Lyapunov Function using sostool and Yalmip

[Muhammad Ali Murtaza]

Respected Professor Johan,

I was trying to reproduce an example given in documentation of sostool. Its about computing Lyapunov function. I was trying to compare solution using sostool for sosdemo2 example and using yalmip to solve the same problem.

System dynamics are given as follow

f = [-x1^3-x1*x3^2;
    -x2-x1^2*x2;
    -x3+3*x1^2*x3-3*x3/(x3^2+1)];

V is supposed to have only quadaratic terms. The candidate Lyapunov function must satisfy the following condition

V- (x1^2+x2^2+x3^2) > 0,

-(diff(V,x1)*f(1) + diff(V,x2)*f(2) + diff(V,x3)*f(3) )*(x3^2+1) > 0

The solution when solved using sostools give the following

7.02*x1^2 + 4.767*x2^2 + 1.984*x3^2

(They did reported in manual 5.5489x1^2 + 4.1068x2^2 + 1.7945x3^2, which may be o since solution looks closer). Code is provided in demo of sostool  

I code the following equivalent problem in yalmip

clear;
close all;

sdpvar x1 x2 x3;

% f = [-x1^3 - x1*x3^2;-x2 - x1^2*x2; -x3 + 3*x1^2*x3 - (3*x3)/(x3^2+1) ];
f = [-x1^3-x1*x3^2;
    -x2-x1^2*x2;
    -x3+3*x1^2*x3-3*x3/(x3^2+1)];


% v1 = monolist([x1 x2 x3],2);
% c1 = sdpvar(length(v1),1);   

% V = c1'*v1;
c1 = sdpvar(3,1);
V = c1'*[x1^2;x2^2;x3^2];

options = sdpsettings('solver','sedumi');
Model = [sos(V-1*(x1^2+ x2^2+ x3^2)), sos(-jacobian(V,[x1])*(x3^2+1)*f(1) + ...
    -jacobian(V,[x2])*(x3^2+1)*f(2) + -jacobian(V,[x3])*(x3^2+1)*f(3))];    
[sol,v,Q] = solvesos(Model,[],options,c1)
valc1 = value(c1)

It gives me PRIMAL_INFEASIBLE error

    yalmipversion: '20181012'
       yalmiptime: 0.5126
       solvertime: 0.1354
             info: 'Unbounded objective function (SeDuMi-1.3)'
          problem: 2

Can you let me know where I am doing wrong here. I tried with mosek and it gave me the same error. I did with sedumi since sostools uses sedumi.

[Johan Löfberg]

nonlinear fractions involving expressions are handled in a way that won't work when explicit representations are needed as in sos models, hence you will have to do the elimination of the fractional term manually, instead of simply multiplying the final expression with x3^2+1

or you can do 

sdpvar x1 x2 x3 t;

f = [-x1^3-x1*x3^2;

    -x2-x1^2*x2;

    -x3+3*x1^2*x3-3*x3/t];

c1 = sdpvar(3,1);

V = c1'*[x1^2;x2^2;x3^2];

options = sdpsettings('solver','sedumi');

x = [x1;x2;x3];

q = -jacobian(V,x)*f*t;

q = replace(q,t,x3^2+1)

Model = [sos(V-1*(x1^2+ x2^2+ x3^2)), sos(q)];    

[Muhammad Ali Murtaza]

Thank you Professor Johan for the guidance and correction. I am really obliged to you for taking the time out to correct our problem but is there a way to recognize the problem from yalmip error that this may be the cause of the problem.

[Johan Löfberg]

no, at the moment there is no check for this

[Muhammad Ali Murtaza]

Thank you Professor Johan.

Also the technique you mentioned above( declaring an additional variable and then using replace command before passing it to solvesos) always address this problem or is specific to this problem.

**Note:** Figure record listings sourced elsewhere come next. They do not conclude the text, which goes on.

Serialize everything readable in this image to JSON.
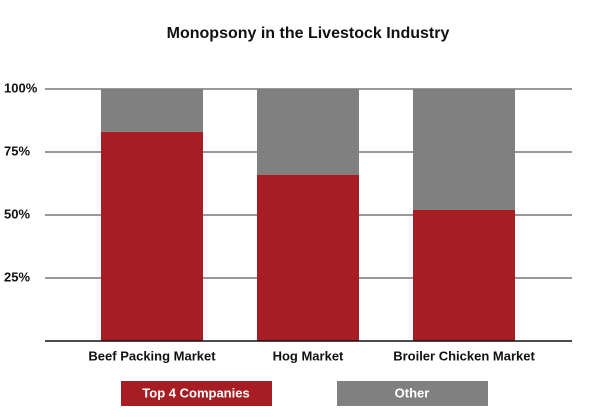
{
  "chart_data": {
    "type": "stacked_bar",
    "title": "Monopsony in the Livestock Industry",
    "categories": [
      "Beef Packing Market",
      "Hog Market",
      "Broiler Chicken Market"
    ],
    "series": [
      {
        "name": "Top 4 Companies",
        "color": "#a61e24",
        "values": [
          83,
          66,
          52
        ]
      },
      {
        "name": "Other",
        "color": "#808080",
        "values": [
          17,
          34,
          48
        ]
      }
    ],
    "ylim": [
      0,
      100
    ],
    "yticks": [
      {
        "value": 25,
        "label": "25%"
      },
      {
        "value": 50,
        "label": "50%"
      },
      {
        "value": 75,
        "label": "75%"
      },
      {
        "value": 100,
        "label": "100%"
      }
    ],
    "grid": true
  }
}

Finally one last question if we are using solvesos and we have few sdpvar declared but we want to fix some of the sdpvar variable and wan wantt to do optimization with rest of variables only. Mentioning only in decision variable of solvesos address that problem?  

I do have an sdpvar in my objective but I want to treat it as constant so if I dont specify it as my decision variable, will yalmip consider it as constant?

[Johan Löfberg]

It's specific to this problem.

The problem is that if you create something like g = y/f(x) where f(x) sin't a monomial, YALMIP will internally introduce a new variable z, return y/z and internally add a constraint [z == f(x)] to normalize the denominator. When you then create something by multiplying g with f(x)  to get rid of the numerator, the result will be g*f(x)  = (y/z)*f(x), i.e., the term is not eliminated, and the expression is impossibly a sos.

If you want a variable to be a constant, why even declare it as a decision variable? But sure, if you add x == thisvalue, it will automatically be detected as a parameter

[Muhammad Ali Murtaza]

Thank you Professor Johan for the detailed reply.